Angka sembilan juta hektare diproyeksikan dari Tanah Obyek Reforma Agraria (TORA) dengan sumber kawasan hutan seluas 4,1 juta hektare. Sisanya, lahan berasal dari Hak Guna Usaha (HGU) habis, atau tanah terlantar seluas 0,4 juta hektare dan legalisasi aset seluas 4,5 juta hektare.
Selama hampir 3,5 tahun pemerintahan Jokowi, reforma agraria dinilai belum sesuai tujuan, karena lebih menitikberatkan dalam aspek legalisasi aset. Legalisasi aset ini dengan proses administrasi penerbitan sertifikat tanah. Program bagi-bagi sertifikat oleh Jokowi pada masyarakat menjadi perdebatan.

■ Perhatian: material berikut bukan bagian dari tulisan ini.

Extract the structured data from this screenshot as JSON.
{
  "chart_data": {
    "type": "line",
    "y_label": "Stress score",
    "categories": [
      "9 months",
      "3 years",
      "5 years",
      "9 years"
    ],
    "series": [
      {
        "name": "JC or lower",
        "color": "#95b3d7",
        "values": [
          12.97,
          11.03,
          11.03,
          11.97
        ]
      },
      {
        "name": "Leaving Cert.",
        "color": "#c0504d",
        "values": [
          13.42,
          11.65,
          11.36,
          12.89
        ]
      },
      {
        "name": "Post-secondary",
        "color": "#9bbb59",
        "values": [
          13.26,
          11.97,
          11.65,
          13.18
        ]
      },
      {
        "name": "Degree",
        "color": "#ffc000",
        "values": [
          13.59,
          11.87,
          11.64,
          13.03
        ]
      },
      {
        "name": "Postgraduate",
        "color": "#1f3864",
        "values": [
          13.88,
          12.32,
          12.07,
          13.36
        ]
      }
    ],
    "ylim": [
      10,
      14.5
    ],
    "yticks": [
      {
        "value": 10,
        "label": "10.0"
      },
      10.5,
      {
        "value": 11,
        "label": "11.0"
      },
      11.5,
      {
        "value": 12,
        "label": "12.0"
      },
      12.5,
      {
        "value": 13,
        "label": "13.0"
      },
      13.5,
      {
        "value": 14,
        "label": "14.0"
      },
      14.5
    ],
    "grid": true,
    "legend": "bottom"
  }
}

Sekretaris Umum Dewan Pengurus Pusat (DPP) Serikat Petani Indonesia (SPI), Agus Ruli Ardiansyah, mengkritik reforma agraria era Jokowi masih berjalan lamban. Alasannya, pemerintah lebih fokus terhadap pembagian sertifikat. Padahal, kata dia, dalam proses reforma agraria yang benar, legalitas aset seperti sertifikat ini merupakan tahapan akhir.
"Jalan lamban, karena lebih fokus bagi-bagi sertifikat itu. Kalau bicara reforma agraria luas seperti penyelesaian sengketa lahan, pengurusan tanah terlantar. Rombak struktur biar lebih adil. Kalau ini kan bagi-bagi sertifikat jadi yang pertama," kata Ruli, saat dihubungi VoxPop, Rabu 21 Maret 2018.

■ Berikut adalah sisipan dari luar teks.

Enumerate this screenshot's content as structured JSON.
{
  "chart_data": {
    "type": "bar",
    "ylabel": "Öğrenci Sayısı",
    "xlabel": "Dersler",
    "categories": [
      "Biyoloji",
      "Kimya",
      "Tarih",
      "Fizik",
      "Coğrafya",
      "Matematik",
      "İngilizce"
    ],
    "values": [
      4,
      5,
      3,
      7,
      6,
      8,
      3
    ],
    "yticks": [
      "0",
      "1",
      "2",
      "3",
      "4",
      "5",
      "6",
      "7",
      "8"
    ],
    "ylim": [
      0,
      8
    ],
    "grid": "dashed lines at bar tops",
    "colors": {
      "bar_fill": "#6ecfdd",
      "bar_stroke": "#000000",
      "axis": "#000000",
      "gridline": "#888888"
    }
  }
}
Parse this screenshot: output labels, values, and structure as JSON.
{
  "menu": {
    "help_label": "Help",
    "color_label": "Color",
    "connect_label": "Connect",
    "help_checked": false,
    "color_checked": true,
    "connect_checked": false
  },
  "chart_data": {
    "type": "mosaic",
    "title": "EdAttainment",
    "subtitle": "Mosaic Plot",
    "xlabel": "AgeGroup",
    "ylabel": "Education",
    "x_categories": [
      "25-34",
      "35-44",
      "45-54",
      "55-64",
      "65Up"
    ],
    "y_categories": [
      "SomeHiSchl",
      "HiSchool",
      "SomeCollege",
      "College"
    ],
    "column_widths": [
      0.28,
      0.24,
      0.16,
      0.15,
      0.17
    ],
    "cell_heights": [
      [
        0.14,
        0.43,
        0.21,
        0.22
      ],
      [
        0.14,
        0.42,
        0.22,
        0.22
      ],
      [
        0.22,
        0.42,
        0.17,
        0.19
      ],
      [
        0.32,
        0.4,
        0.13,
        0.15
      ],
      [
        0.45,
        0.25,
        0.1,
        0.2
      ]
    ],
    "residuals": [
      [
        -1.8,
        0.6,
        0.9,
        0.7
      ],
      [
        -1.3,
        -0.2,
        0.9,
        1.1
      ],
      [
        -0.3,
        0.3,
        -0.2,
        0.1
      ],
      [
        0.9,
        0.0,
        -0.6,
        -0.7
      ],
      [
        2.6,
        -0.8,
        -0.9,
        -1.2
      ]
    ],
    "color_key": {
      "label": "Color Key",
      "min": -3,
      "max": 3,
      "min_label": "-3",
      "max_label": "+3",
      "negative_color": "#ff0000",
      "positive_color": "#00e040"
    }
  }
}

Baca: Jokowi Rajin Bagi-bagi Sertifikat, Amien Rais: Pengibulan
Untuk lahan 4,1 juta hektare dari TORA dinilai Ruli sulit dikejar bila mengacu persoalan seperti sekarang. Meski secara wilayah geografis, seharusnya RI tak masalah dengan lahan yang diproyeksikan untuk TORA.

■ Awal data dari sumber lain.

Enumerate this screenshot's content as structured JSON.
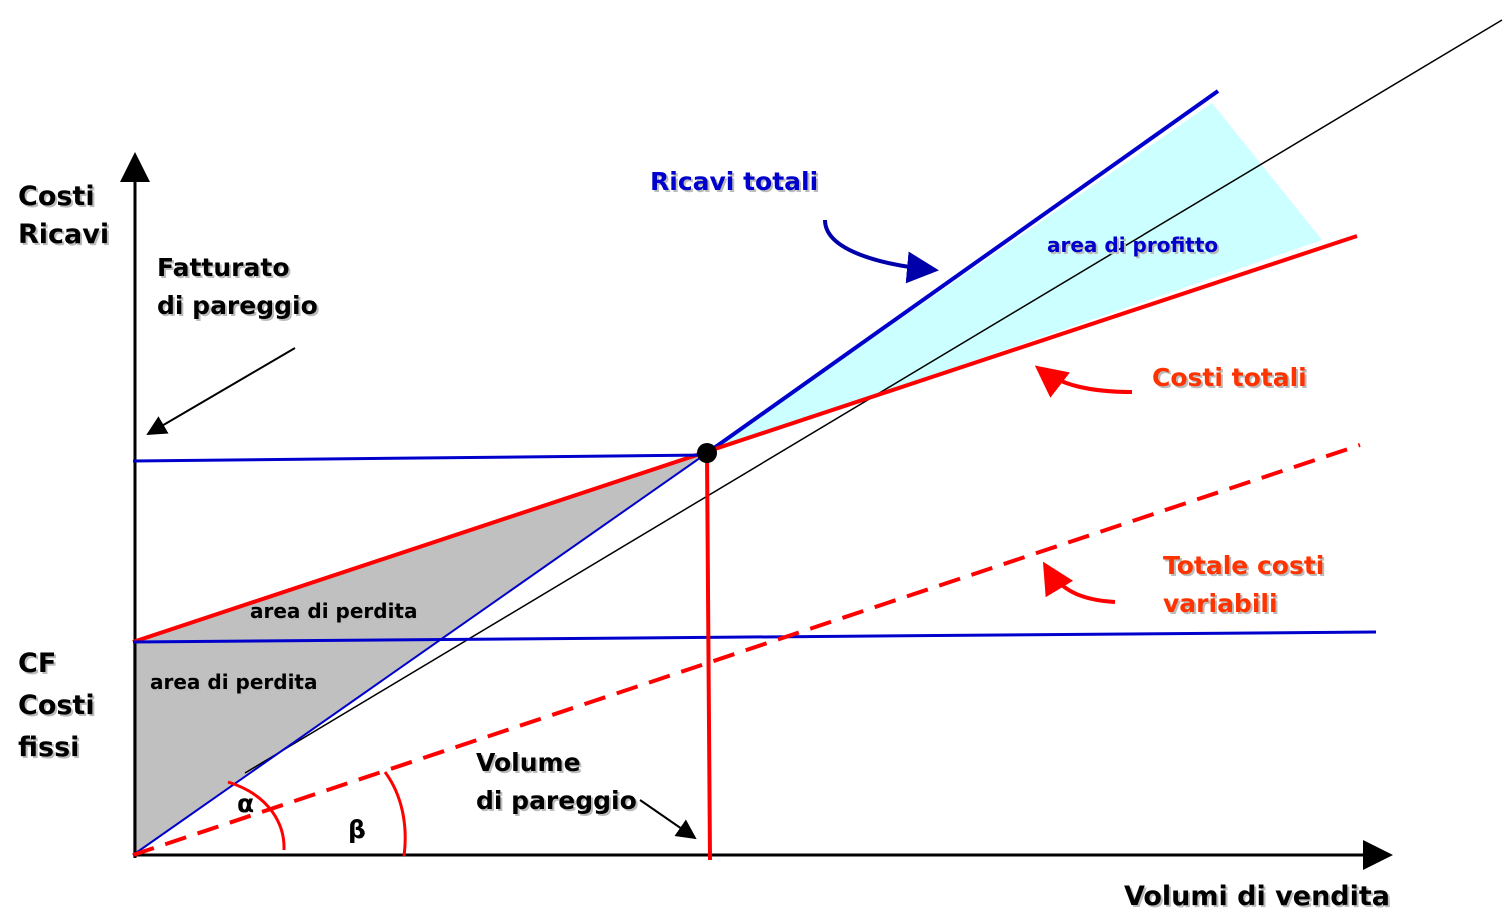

"Kawasan hutan 4,1 juta hektare itu bagaimana? RI itu ada Kalimantan, Sumatera. Banyak lahan, tetapi banyak juga yang dipakai buat area sawit. Ini yang belum adil," tutur Ruli.
![]()
Baca: Jokowi Yakin Reforma Agraria Jadi Solusi Kemiskinan
Ruli menyinggung, bila reforma agraria menjadi prioritas pemerintah, seharusnya sudah tak ada itu kebijakan penggusuran dan kriminalisasi terhadap petani. Namun, persoalan ini masih terjadi. Angka konflik agraria dinilai meningkat dalam dua tahun terakhir. Dibandingkan pemerintahan Presiden Susilo Bambang Yudhoyono, peningkatan konflik agraria meningkat pada era Jokowi.